With inflation up and rising interest rates, consumers are feeling the pinch across all sectors; for many property owners these increases in costs are not meeting income returns, signalling the start of a difficult period for some commercial landlords or an opportunity for savvy investors says Ray White Commercial Head of Research Vanessa Rader.
With inflation up and rising interest rates, consumers are feeling the pinch across all sectors; for many property owners these increases in costs are not meeting income returns, signalling the start of a difficult period for some commercial landlords or an opportunity for savvy investors.
Adding to these pressures has been construction costs which have seen significant growth impacting both residential and commercial markets. In the recent ABS results for June 2022, we saw average house price construction grow by 17.3 per cent over the last 12 months. Melbourne was hit with a 20.0 per cent increase followed by Brisbane (18.7 per cent), Perth (18 per cent) and Hobart (16.9 per cent); while labour is a key concern across the building industry, the cost of raw materials will have an impact on the development pipeline across all sectors in the short to medium term. Timber prices have jumped by 24.2 per cent while metal products are up 18.4 per cent, these levels of escalation are making it difficult for developers to commit to new product which will have further impact on markets such as industrial which currently face a supply shortage.
Commercial property has often been perceived as a good hedge against inflation, however, the current inflation rate of 6.1 per cent will be a test for some landlords, in particular assets which have recorded increased vacancies as these will be challenging. Asset classes such as industrial, with high occupancy and growth in demand notably from the freight, transport, and warehousing sectors are likely to weather the storm given they have enjoyed strong levels of rental appreciation which can, to some extent, counteract these rising rates. Many of these increased costs are heavily passed on to the consumer with the freight and transport industry also recording a strong uptick in costs due to rising fuel, wages and accommodation expenses. Road freight is now up 8.3 per cent over the last year while postal and courier services have grown 8.1 per cent over the same period.
Tourism assets have had a difficult two-year period with border closures, lockdowns, and reduced occupancy limits, however, an increase in domestic and international travel has seen the service industry raise prices. Again, plagued by rising wages, accommodation costs have grown by 16 per cent over the last year, while growing food prices, labour shortages, and supply chain issues have seen cafes, restaurants and takeaway food increase by 6 per cent.
As office vacancies are up across most of the country and WFH now expected by a high percentage of the population, we are seeing tenants reducing their office footprints or only leasing adequate space, allowing WFH to cater for any growth. As a result, sublease space continues to climb and incentives will remain a key strategy to fill space. While rental appreciation is unlikely in the short term, there are opportunities for landlords to be more flexible or innovative in their lease terms and conditions to maximise future escalations. However, low yields which were on offer over the last couple of years appear unsustainable given the changing spread to bond rate.

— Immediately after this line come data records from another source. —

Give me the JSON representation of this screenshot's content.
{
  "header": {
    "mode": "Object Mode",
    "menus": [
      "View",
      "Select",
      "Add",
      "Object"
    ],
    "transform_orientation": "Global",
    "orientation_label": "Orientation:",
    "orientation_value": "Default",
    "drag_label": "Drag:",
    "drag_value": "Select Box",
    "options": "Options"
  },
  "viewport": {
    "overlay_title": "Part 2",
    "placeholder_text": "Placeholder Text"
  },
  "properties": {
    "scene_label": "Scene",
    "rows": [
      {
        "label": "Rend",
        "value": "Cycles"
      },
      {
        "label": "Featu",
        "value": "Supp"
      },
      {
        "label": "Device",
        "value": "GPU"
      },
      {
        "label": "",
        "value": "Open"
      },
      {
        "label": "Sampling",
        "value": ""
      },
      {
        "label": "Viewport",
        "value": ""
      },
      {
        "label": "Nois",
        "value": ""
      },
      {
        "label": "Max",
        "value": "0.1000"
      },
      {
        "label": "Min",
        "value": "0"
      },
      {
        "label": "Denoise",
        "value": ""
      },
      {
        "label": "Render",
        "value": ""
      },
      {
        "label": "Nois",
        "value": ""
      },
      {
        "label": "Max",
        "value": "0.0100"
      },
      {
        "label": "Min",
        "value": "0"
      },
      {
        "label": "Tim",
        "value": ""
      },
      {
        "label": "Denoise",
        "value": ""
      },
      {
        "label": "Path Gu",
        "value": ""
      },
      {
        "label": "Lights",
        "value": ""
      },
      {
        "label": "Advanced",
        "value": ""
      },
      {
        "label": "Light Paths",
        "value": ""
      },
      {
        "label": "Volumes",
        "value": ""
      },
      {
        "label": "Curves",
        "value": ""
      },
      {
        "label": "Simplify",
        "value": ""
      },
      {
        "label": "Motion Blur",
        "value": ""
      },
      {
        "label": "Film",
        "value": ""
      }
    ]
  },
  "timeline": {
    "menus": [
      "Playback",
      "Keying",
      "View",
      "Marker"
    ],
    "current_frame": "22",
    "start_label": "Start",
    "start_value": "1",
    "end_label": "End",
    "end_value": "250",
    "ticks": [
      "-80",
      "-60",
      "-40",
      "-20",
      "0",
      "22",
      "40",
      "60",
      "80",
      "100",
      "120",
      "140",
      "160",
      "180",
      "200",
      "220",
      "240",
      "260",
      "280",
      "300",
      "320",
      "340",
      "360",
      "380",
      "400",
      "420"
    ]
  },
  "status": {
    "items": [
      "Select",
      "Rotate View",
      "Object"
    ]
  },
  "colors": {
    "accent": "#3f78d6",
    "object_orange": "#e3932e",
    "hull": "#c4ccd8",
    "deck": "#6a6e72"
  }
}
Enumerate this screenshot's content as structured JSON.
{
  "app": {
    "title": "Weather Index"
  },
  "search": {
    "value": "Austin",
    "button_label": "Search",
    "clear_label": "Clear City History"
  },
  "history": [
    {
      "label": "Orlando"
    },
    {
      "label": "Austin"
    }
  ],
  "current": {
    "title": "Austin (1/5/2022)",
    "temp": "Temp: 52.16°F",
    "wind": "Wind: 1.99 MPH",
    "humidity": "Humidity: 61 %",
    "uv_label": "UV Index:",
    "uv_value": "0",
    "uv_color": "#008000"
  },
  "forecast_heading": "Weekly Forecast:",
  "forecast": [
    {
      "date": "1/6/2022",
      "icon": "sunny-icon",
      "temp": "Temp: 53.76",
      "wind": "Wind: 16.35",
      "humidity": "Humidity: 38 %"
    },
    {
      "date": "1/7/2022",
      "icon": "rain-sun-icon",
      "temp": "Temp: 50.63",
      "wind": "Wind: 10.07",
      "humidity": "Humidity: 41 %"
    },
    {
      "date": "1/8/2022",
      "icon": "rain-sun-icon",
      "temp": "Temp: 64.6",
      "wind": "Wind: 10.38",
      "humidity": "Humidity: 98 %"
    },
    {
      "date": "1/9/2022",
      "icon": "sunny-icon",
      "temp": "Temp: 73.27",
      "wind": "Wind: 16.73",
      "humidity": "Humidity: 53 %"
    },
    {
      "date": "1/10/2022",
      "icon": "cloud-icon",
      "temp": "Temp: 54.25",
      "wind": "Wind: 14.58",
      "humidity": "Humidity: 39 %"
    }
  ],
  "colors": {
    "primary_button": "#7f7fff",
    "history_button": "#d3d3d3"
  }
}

For retail, convenience and food retailing have been the segments showing the most increase in turnover, followed by services; hairdressing and dry cleaning being key industries which have seen price rises up 4.6 per cent and 8.6 per cent respectively. With retail vacancies high, there is little sign of rental growth on the horizon. There have been a growing number of property owners repurpose their assets (STCA) to allow a broader range of uses such as growth sectors of childcare, medical and even co-working to potentially increase their assets earning potential to hedge against this high inflationary environment.